Salariés sans papiers : l’autoentreprise utilisée pour contourner la loi
Source : "Les Echos"
Mis en ligne le 22 mars 2010
Nouvelle opération coup de poing de salariés sans-papiers le 17 mars, dans un restaurant. Ils dénonçaient l’utilisation du statut d’autoentrepreneur, dans lequel certains employeurs contraignent leurs salariés à basculer.

Les syndicats n’auraient pas osé en rêver, eux qui dénoncent l’autoentreprise comme moyen de contourner les garanties du salariat. Certains patrons l’ont fait.

Hier, alors que Bercy annonçait encore un record de créations d’autoentreprises en février, une petite centaine de sans-papiers ont investi le restaurant Les jardins de Bagatelle, à l’ouest de Paris. Motif : encore et toujours la régularisation de personnels déclarés qui ne possèdent pas pour autant une carte de séjour valide. En l’occurence, selon la CGT, 11 personnes ; mais avec cette fois-ci une variante de taille puisqu’il s’agissait pour trois d’entre elles d’autoentrepreneurs.

En fin d’après-midi, l’affaire était réglée : la direction avait rempli les formulaires Cerfa de demande de régularisation et signé des CDI aux non-salariés, selon la CGT. Sur France Inter, le directeur d’exploitation, Franck Rigaud, avait expliqué auparavant avoir donné le choix à ces travailleurs étrangers de travailler en « extras » ou comme « autoentrepreneurs », ce qu’a contredit l’un des intéressés.
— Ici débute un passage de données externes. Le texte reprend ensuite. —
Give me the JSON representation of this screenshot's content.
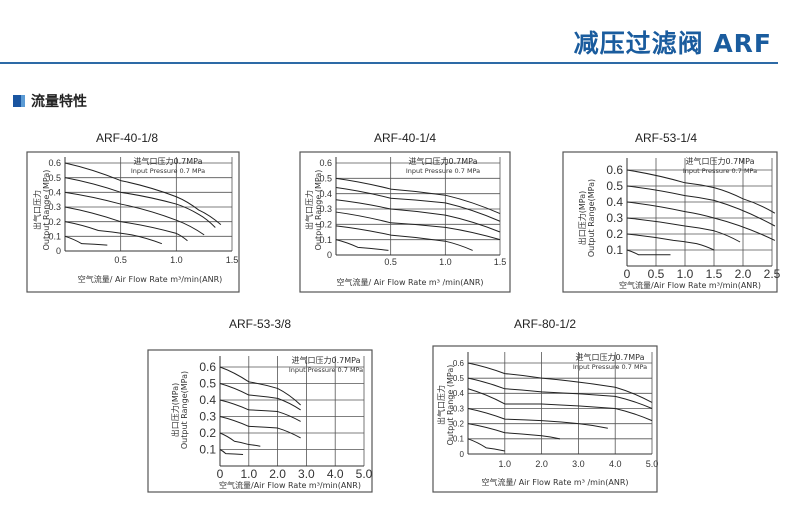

Le dossier d’un des salariés concernés, que « Les Echos » ont pu consulter, laisse en tout cas à penser qu’il a basculé, sans transition, de salarié en autoentrepreneur à la création de ce statut en janvier 2009, puisque des factures ont succédé aux fiches de paie. Seule différence : auparavant simple plongeur, il était devenu « cleaner » avec, au passage, une économie de cotisations patronales pour l’employeur. L’affaire, qui n’est pas la seule du genre, soulève en tout cas deux problèmes. D’abord, elle montre que le danger d’une substitution entre salariat et autoentrepreneur existe, avec d’ailleurs son lot de manque à gagner pour les régimes sociaux de salariés. « L’analyse juridique d’une relation de travail ne repose pas sur la dénomination qu’en donnent les parties, mais sur la façon réelle dont les relations de travail sont organisées », objecte-t-on au ministère du Travail, en rappelant que les juges requalifient le « faux travail indépendant » en travail dissimulé.

Pas de contrôles spécifiques

Reste qu’en un an d’existence, reconnaît le ministère, le statut d’autoentrepreneur n’a encore donné lieu à aucune jurisprudence de ce type. Encore faut-il, en effet, oser contester son statut, ce qui n’est pas évident pour des publics fragiles, et particulièrement pour les sans-papiers. Pour eux, obtenir une requalification ne permet en rien une régularisation, puisque le travail réalisé comme autoentrepreneur devient du travail illégal. Et si, a contrario, l’autoentreprise permettait à l’employeur d’éviter le risque de fermeture administrative pour emploi de sans-papiers que brandit le gouvernement ? Dans l’entourage de Xavier Darcos, on affirme que ce ne sera pas le cas. Le projet de loi en préparation ne permettra « pas seulement la fermeture administrative en cas d’infraction à l’emploi d’étrangers sans titre de séjour mais pour toutes les formes de travail illégal, dont le travail dissimulé ». Dans celui du ministre de l’Immigration, Eric Besson, on explique qu’il s’agit là d’un « souhait de Xavier Darcos » et que l’on « n’a rien contre », mais on rappelle l’objet du projet de loi qui est la « transposition de la directive sur l’emploi des étrangers sans titre de séjour », ajoutant que ce qui sera visé, c’est le « recours sciemment, directement ou indirectement à des étrangers sans titre de séjour ».

Reste une troisième question, celle des contrôles lors de la procédure pour la création d’une autoentreprise. Le secrétariat d’Etat aux PME et le ministère de l’Immigration récusent tout problème : « Les documents de séjour exigés lors d’une création d’entreprise sont les mêmes pour toutes les formes d’entreprises » et « on n’a pas l’intention d’accroître spécifiquement les contrôles sur les autoentrepreneurs ».